Thursday, August 11, 2011

Freedom

It is both sad and terrifying to me that we have here any significant portion of the population that would even consider casting a vote in favor of someone in the mold of Sarah Palin or Michele Bachmann, but I try not to let it get to me too much because neither of these people would ever be considered electable to the office of President of the United States. But the guy that I prayed (figuratively speaking) would decide not to run, Governor Rick Perry (R-TX), appears ready to jump into the race, and he is truly a scary candidate, because he actually could win.

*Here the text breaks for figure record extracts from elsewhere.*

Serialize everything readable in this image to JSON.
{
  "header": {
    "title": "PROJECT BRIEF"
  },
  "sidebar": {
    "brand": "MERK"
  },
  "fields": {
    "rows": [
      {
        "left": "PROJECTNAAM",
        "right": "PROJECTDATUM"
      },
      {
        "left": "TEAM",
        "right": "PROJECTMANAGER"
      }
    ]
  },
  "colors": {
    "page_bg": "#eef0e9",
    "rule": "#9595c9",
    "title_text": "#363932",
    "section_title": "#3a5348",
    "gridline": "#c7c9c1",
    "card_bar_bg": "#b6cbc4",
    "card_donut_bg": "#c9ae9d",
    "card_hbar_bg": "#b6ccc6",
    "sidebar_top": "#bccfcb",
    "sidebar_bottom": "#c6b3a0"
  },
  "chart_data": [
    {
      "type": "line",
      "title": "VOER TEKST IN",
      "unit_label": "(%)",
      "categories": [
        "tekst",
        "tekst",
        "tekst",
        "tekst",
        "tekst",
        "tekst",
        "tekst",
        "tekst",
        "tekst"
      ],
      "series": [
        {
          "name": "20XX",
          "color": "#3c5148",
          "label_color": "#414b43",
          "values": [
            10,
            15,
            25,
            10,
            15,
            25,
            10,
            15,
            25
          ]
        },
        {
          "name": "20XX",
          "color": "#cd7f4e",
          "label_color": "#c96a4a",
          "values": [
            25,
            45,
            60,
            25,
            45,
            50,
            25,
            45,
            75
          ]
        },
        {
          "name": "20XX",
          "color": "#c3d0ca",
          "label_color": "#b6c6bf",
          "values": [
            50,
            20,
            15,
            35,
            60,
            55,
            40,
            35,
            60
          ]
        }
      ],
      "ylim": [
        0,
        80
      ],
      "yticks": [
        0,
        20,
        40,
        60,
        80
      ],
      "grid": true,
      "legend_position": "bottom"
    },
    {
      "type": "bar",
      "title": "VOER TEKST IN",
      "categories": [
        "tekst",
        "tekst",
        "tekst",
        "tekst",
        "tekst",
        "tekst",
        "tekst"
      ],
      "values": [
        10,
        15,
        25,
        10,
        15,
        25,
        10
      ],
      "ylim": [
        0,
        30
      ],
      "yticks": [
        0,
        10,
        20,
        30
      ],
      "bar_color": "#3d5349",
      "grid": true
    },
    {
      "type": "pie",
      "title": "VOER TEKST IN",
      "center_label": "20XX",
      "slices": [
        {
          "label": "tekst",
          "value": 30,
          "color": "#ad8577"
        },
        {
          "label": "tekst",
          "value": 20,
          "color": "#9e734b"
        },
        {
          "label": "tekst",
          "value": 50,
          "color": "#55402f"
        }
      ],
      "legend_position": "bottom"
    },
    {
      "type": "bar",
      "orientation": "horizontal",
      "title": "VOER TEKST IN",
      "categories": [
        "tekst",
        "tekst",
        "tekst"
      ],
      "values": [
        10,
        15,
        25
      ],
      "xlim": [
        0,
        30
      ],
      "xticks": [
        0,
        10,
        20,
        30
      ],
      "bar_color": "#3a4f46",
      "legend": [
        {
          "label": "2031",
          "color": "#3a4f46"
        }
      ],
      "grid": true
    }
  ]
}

Even if you set everything else about Gov. Perry aside, he just looks uncomfortably like Ronald Reagan when he stands at a podium. Do we really want to relive the 1980s? It's worse than that, though...far, far worse. This is the guy who sponsored a state-wide prayer event, because God apparently looks kindly upon Texan presidential candidates (though it seemingly required a deal with the Devil to secure George W's seat in the Oval Office). Strangely, it was a calculated political move, a ploy to contrast Perry with Mitt "Book of Mormon" Romney, who is despised by the far-right wing of the GOP, and by most accounts, the event went very well for Perry--it is Texas, after all. The scary part is that the guy has enough charisma and appeal that he could be palatable to both ends of the Republican Party, and unlike Palin or Bachmann (or any other prospective opponent in the GOP), he actually has some sort of qualification: a political post that he has not abandoned, and the factual claim that his state has created more jobs than any other since the recession hit. He won't tell you that the huge majority of those jobs are of the part-time, minimum wage variety doing things like flipping burgers and running cash registers at Wal-Mart, but I guess work is work. So, on the surface Rick Perry looks downright Presidential, a legitimate challenger to Obama come November 2012, with the added bonus (for Republicans) of being less-obviously on the brink of speaking in tongues than some fellow members of his party.

But let's return, for a moment, to this day of prayer thing. We have this persistent problem in this country where some people would have us become a theocracy. We are no such thing, nor should we be. No religion should be imposed upon a person who does not want it, and no one religion should be given any kind of preference over another, or over the lack of one. It's right there in the Bill of Rights, the very first part of the first amendment to the U.S. Constitution. In case you haven't read it, it states: Congress shall make no law respecting an establishment of religion, or prohibiting the free exercise thereof...

Our founding fathers, much wiser men than your average American today (or in any day), saw the very obvious danger here, and they saw that it was important enough that they made it the first fucking thing they said on the subject of American rights. And because no religion can be legally established as a preferential one, it should not be an issue that enters into politics, and it should not be an arena into which any politician should enter. Similarly, voters should not allow it to enter into the equation of who they choose to vote for. Yet, there are still an alarming number of eligible voters who would not even consider voting for someone who was not a very visible and undoubted Christian, something that Rick Perry ensured would not come into question for him. Why do we continue to allow religion to factor into our politics to such an alarming extent? If Rick Perry is a Christian, I have no problem with that, as long as he puts the well-being of his country first. I can tell you this right now, though, I cannot stomach the thought of any national days of prayer or anything like that any more than I can accept the legitimacy of a politician who claims to have received a calling from God to be President or anything else. Here in these United States, we have freedom of religion, but we also have freedom from religion.